DATELINE: Amelia Island (near Jacksonville, Florida)
Remembering Wednesday 1 August 2012, 4:30 Am

ELVIS QUOTE:
“We were poor, man, poor…and we left for Memphis overnight.”

ELVIS TRIVIA:
Does the Sun Records Studio label depict a sunrise or a sunset?

ELVIS HISTORY:
Sunday 1 August 1954
Elvis gives a short interview on KWEX radio in West Memphis Arkansas. This large city, considered part of the Memphis metropolitan area, is located directly across the Mississippi from Memphis.

At that time, Elvis was still only a regional phenomenon. He was still working his regular job at Crown Electric and earned $42.51. Scotty Moore and Bill Black also continued their day jobs until about mid-October. Elvis will not receive a royalty check from Sun Records until November.

Elvis will not become a national star until he comes to Jacksonville, Florida and Judge Gooding catapults him into fame and the history books by saying, “Don’t move so much as a little finger.”

The photographers for “Life Magazine” snapping pictures of screaming girls, along with the local police lined up waiting to arrest Elvis, and Judge Gooding the audience (along with his daughters) made for an exciting night in Jacksonville.

AMELIA ISLAND, FLORIDA:
Wednesday 1 August 2012
Today, with the help of Steve Covey and Sherry Czerniejewski, I am going to publish Elvis Fans in the 21st Century

The book has been a long, long time coming. I had two offers to publish the book in past years, but the offers came with the same caveat—I had to write some really good dirt on Elvis for spice. Never would I publish anything about Elvis that didn’t stress how nice, and how religious, he was.

The cover of my book is a grainy, slightly-out-of-focus photograph of Elvis standing in a hotel doorway in Tampa when he came there for the first time. It was taken by a (then) thirteen-year-old Wanda Sprung with her Brownie Camera. She showed me the camera and the negative.

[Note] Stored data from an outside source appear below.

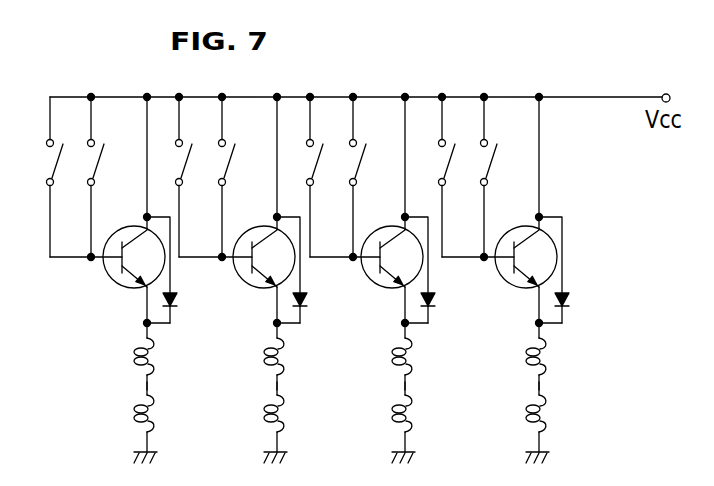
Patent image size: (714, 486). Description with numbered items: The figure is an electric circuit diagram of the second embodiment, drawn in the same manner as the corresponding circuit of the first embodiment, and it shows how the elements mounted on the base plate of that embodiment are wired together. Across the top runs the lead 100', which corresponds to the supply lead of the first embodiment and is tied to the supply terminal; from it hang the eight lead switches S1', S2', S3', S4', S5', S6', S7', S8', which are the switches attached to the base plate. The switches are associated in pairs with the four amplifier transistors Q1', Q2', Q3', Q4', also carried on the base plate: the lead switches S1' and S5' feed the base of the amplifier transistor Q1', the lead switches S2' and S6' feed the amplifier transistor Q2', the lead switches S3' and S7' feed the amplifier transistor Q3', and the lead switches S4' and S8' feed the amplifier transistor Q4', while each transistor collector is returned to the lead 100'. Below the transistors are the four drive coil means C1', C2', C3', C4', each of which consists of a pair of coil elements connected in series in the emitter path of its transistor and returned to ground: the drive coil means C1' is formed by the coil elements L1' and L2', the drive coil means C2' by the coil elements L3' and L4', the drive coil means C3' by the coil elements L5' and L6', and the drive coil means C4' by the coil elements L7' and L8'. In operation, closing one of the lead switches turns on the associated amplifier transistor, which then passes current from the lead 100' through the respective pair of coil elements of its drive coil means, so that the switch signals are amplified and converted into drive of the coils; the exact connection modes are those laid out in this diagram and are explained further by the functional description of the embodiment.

The lead 100' is at (356, 76).
The lead switch S1' is at (72, 177).
The lead switch S2' is at (201, 176).
The lead switch S3' is at (331, 176).
The lead switch S4' is at (463, 176).
The lead switch S5' is at (107, 177).
The lead switch S6' is at (238, 177).
The lead switch S7' is at (369, 177).
The lead switch S8' is at (500, 177).
The amplifier transistor Q1' is at (140, 272).
The amplifier transistor Q2' is at (270, 272).
The amplifier transistor Q3' is at (398, 272).
The amplifier transistor Q4' is at (532, 272).
The coil element L1' is at (157, 359).
The coil element L2' is at (157, 423).
The coil element L3' is at (287, 359).
The coil element L4' is at (287, 423).
The coil element L5' is at (415, 359).
The coil element L6' is at (415, 423).
The coil element L7' is at (549, 359).
The coil element L8' is at (549, 423).
The drive coil means C1' is at (125, 382).
The drive coil means C2' is at (255, 382).
The drive coil means C3' is at (383, 382).
The drive coil means C4' is at (517, 382).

Her interview, videotaped by my daughter, Jayme Trolle, on 21 July 2012 in Tampa, is the last interview in the book.
The book is dedicated to Norma Mercedes Williams. Without her we couldn’t have written a book about Elvis—and to Sherry Czerniejewski and Steve Covey. Without my critique partners there would be no books at all from me.

TRIVIA ANSWER:
The rooster suggests it’s a sunrise.